Super confusing question im not sure how to approach
a. Determine the concentration of lead ion in solution (the molar solubility) if PbI2(s) is in
equilibrium with water. Ksp = 9.8*10-9
b. From part a, it should be clear that if Pb2+(aq) and I-(aq) are added together in solution, a solid precipitate of PbI2 will form, which is yellow. What may be unexpected is what happens
when addition iodide ion is added. One would expect the equilibrium to shift right and lead to a greater amount of precipitate formed. However, the solution turns clear with no precipitate
visible. The reaction that occurs is PbI2(s) + 2I-(aq) [PbI4]2-(aq). Determine the concentration of Pb2+ in solution (as a complex) if the iodide concentration is 1.25 M. Kf ([PbI4]2-) = 3.0*104. Note; this phenomenon is somewhat rare in insoluble compounds. For example, adding Cl- to AgCl(s) does not lead to greater solubility.
a.
.........PbI2 ==> Pb^2+ + 2I^-
I........solid.....0.......0
C.........-x.......x.......2x
E........solid.....x.......2x
Sustitute the E line into Ksp expression and solve for x = (Pb^2+)
b. You need Kc for the reaction and you can get that from the sum of the two reactions of Ksp and Kf.
PbI2 --> Pb^2+ + 2I^-.......Ksp
Pb^2+ + 4I^- ==> [PbI4]^2-.....Kf
---------------------------------
PbI2 + 2I^- --> [PbI4]^2-....Kc = Ksp*Kf
I assume that 1.25M for I^- is the equilibrium concentration.
Then Kc = [PbI4]^2-/(I^-)^2
Substitute and solve for the complex.
To approach these questions, you need to understand the concepts of solubility product constant (Ksp) and complex formation constant (Kf). Let's address each question step by step:
a. To determine the molar solubility of lead ion (Pb2+) in solution, you need to use the solubility product constant (Ksp). The equilibrium equation for the dissolution of PbI2(s) in water is:
PbI2(s) ⇌ Pb2+(aq) + 2I-(aq)
The expression for the solubility product constant (Ksp) is derived from the equilibrium equation, where the concentrations of all species are raised to the power equal to their stoichiometric coefficient:
Ksp = [Pb2+][I-]^2
Given that the Ksp value is 9.8 × 10^-9, you can set up an equation using the molar solubility of PbI2, represented as x, as follows:
9.8 × 10^-9 = x * (2x)^2
Solving this equation will give you the molar solubility of PbI2, which represents the concentration of Pb2+ in solution.

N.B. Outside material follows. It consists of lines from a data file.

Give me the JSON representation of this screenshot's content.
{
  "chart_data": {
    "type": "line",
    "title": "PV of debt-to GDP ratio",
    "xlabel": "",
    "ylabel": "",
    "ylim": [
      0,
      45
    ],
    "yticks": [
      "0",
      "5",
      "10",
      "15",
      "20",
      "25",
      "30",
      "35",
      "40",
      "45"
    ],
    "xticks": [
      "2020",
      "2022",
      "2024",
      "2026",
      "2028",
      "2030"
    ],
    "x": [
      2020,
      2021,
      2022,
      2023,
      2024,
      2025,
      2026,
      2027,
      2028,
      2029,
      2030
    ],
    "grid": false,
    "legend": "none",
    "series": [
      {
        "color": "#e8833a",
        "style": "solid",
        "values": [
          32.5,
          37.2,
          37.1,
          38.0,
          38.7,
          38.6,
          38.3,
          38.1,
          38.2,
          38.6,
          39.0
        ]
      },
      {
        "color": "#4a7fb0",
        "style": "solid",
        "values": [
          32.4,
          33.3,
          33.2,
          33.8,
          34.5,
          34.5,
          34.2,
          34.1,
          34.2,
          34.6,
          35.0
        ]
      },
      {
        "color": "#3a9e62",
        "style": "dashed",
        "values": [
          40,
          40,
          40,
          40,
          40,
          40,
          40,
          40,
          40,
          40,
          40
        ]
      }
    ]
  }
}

b. When iodide ion (I-) is added to a solution containing the precipitate PbI2, an unexpected reaction occurs, where PbI2(s) reacts with 2I-(aq) to form the complex ion [PbI4]2-(aq). The equilibrium equation for this reaction is:
PbI2(s) + 2I-(aq) ⇌ [PbI4]2-(aq)
The expression for the formation constant (Kf) is similar to the one for Ksp, but it represents the equilibrium constant for the formation of the complex ion:
Kf = [PbI4]2- / ([Pb2+][I-]^2)
Given that the Kf value is 3.0 × 10^4, and the concentration of iodide ion (I-) is 1.25 M, you can set up an equation using the concentration of Pb2+ (as a complex), represented as x, as follows:
3.0 × 10^4 = x / (1.25^2 * 2)
Solving this equation will give you the concentration of Pb2+ in solution as a complex.
In summary, to approach these questions, you need to set up the necessary equilibrium equations and use the appropriate equilibrium constants (Ksp and Kf) to solve for the unknown concentrations.